Thirteen-year-old Christy Hetrick was at home when the storm hit. She said she heard "kind of like a screeching noise" and looked outside to see many trees knocked over. She said the storm lasted about an hour.
"I had tears in my eyes because it was so horrible," she said.
David Ondrejik, a meteorologist for the National Weather Service in State College, said he received a wind report of 73 mph in Lancaster County.
Sixteen people were taken to Penn State Milton S. Hershey Medical Center in Hershey, while an additional eight sought treatment on their own, said hospital spokeswoman Anne Wilkinson.
High wind and heavy rains have damaged hundreds of houses, stalled cars, breached small dams, downed power lines and closed roadways from the Midwest to the Eastern Seaboard in an onslaught of severe weather that began Monday.
The storms wreaked havoc with airline schedules as well, delaying flights Wednesday to New Jersey's Newark Liberty International Airport by more than three hours.
Other airports along the East Coast -- in Baltimore, Washington, Boston, New York and Philadelphia -- experienced delays up to an hour.
In New Jersey, residents of Lumberton -- the town hardest hit by floodwaters -- awaited word from inspectors on when they could return to their homes to assess the damage and start cleaning up.
The weather service said Clarks Mills, Wis., was hit by a tornado Tuesday afternoon.
Meteorologist Gary Austin said the tornado skipped along a path 4 1/2 miles long, damaging a dozen houses and farm buildings.
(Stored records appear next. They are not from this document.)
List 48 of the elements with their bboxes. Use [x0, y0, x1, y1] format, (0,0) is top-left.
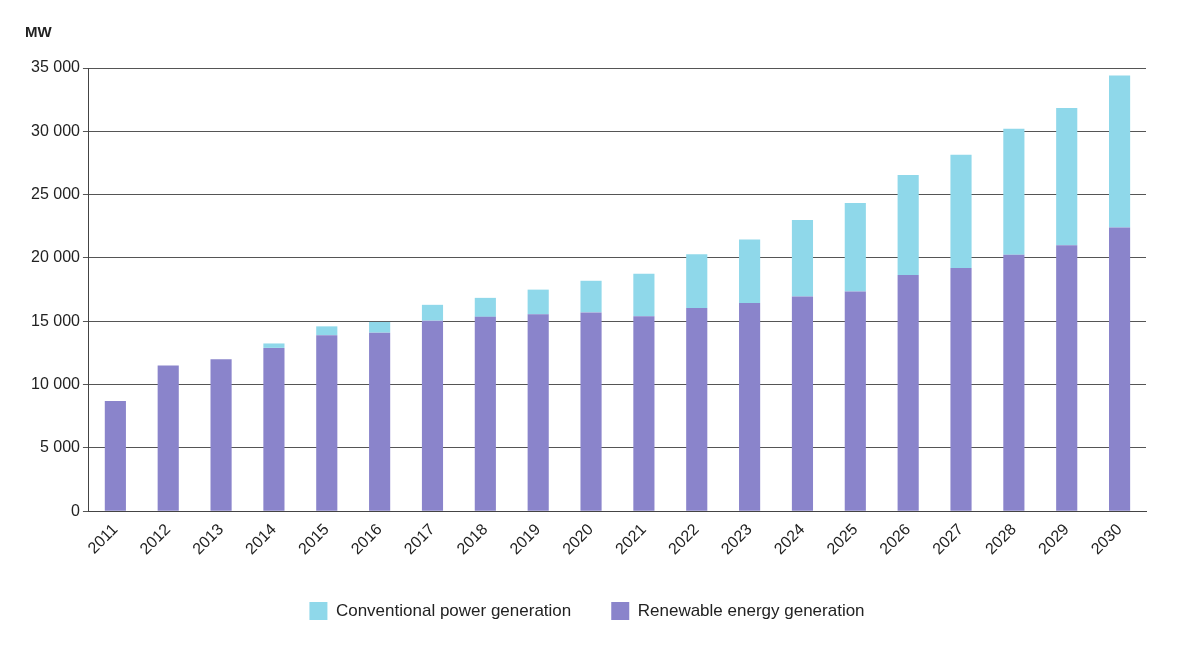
y-tick-label: 10 000: [31, 375, 81, 393]
y-tick-label: 5 000: [39, 438, 81, 456]
bar: [263, 347, 285, 511]
bar: [633, 316, 655, 511]
bar: [474, 316, 496, 511]
bar: [316, 335, 338, 511]
bar: [844, 202, 866, 292]
bar: [686, 307, 708, 511]
bar: [263, 343, 285, 348]
bar: [157, 365, 179, 511]
bar: [1056, 245, 1078, 511]
bar: [1109, 227, 1131, 511]
bar: [950, 268, 972, 511]
bar: [580, 312, 602, 511]
bar: [739, 302, 761, 511]
bar: [1003, 254, 1025, 511]
bar: [527, 289, 549, 315]
bar: [686, 254, 708, 308]
y-tick-label: 15 000: [31, 311, 81, 329]
bar: [633, 273, 655, 317]
y-tick-label: 20 000: [31, 248, 81, 266]
bar: [210, 359, 232, 511]
bar: [1109, 75, 1131, 228]
bar: [950, 154, 972, 269]
y-tick-label: 35 000: [31, 58, 81, 76]
bar: [897, 275, 919, 511]
bar: [316, 326, 338, 336]
bar: [369, 332, 391, 511]
bar: [104, 401, 126, 511]
bar: [791, 296, 814, 511]
bar: [421, 320, 444, 511]
bar: [791, 219, 814, 297]
bar: [844, 291, 866, 511]
bar: [1056, 107, 1078, 246]
bar: [1003, 128, 1025, 255]
y-axis-title: MW: [24, 22, 53, 40]
bar: [474, 297, 496, 317]
legend-label: Conventional power generation: [335, 600, 572, 620]
legend-label: Renewable energy generation: [637, 600, 865, 620]
y-tick-label: 0: [71, 501, 81, 519]
bar: [739, 239, 761, 303]
bar: [580, 280, 602, 313]
bar: [421, 304, 444, 321]
y-tick-label: 25 000: [31, 185, 81, 203]
bar: [369, 321, 391, 333]
y-tick-label: 30 000: [31, 121, 81, 139]
bar: [897, 175, 919, 276]
bar: [527, 314, 549, 511]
There were no injuries.
Storms also moved through Michigan late Tuesday, bringing high winds and hail up to 2 inches in diameter.
Damage was mostly limited to downed trees, which cut power to about 54,000.
In Kentucky, power outages numbered in the hundreds of thousands as winds, reaching sustained gusts of 80 mph, toppled trees and power lines. In Louisville, some officials said the outages were the worst since the tornados of April 1974.
In Maryland, Gov. Robert L. Ehrlich Jr. declared a state of emergency Wednesday in two counties after floods damaged roads and homes.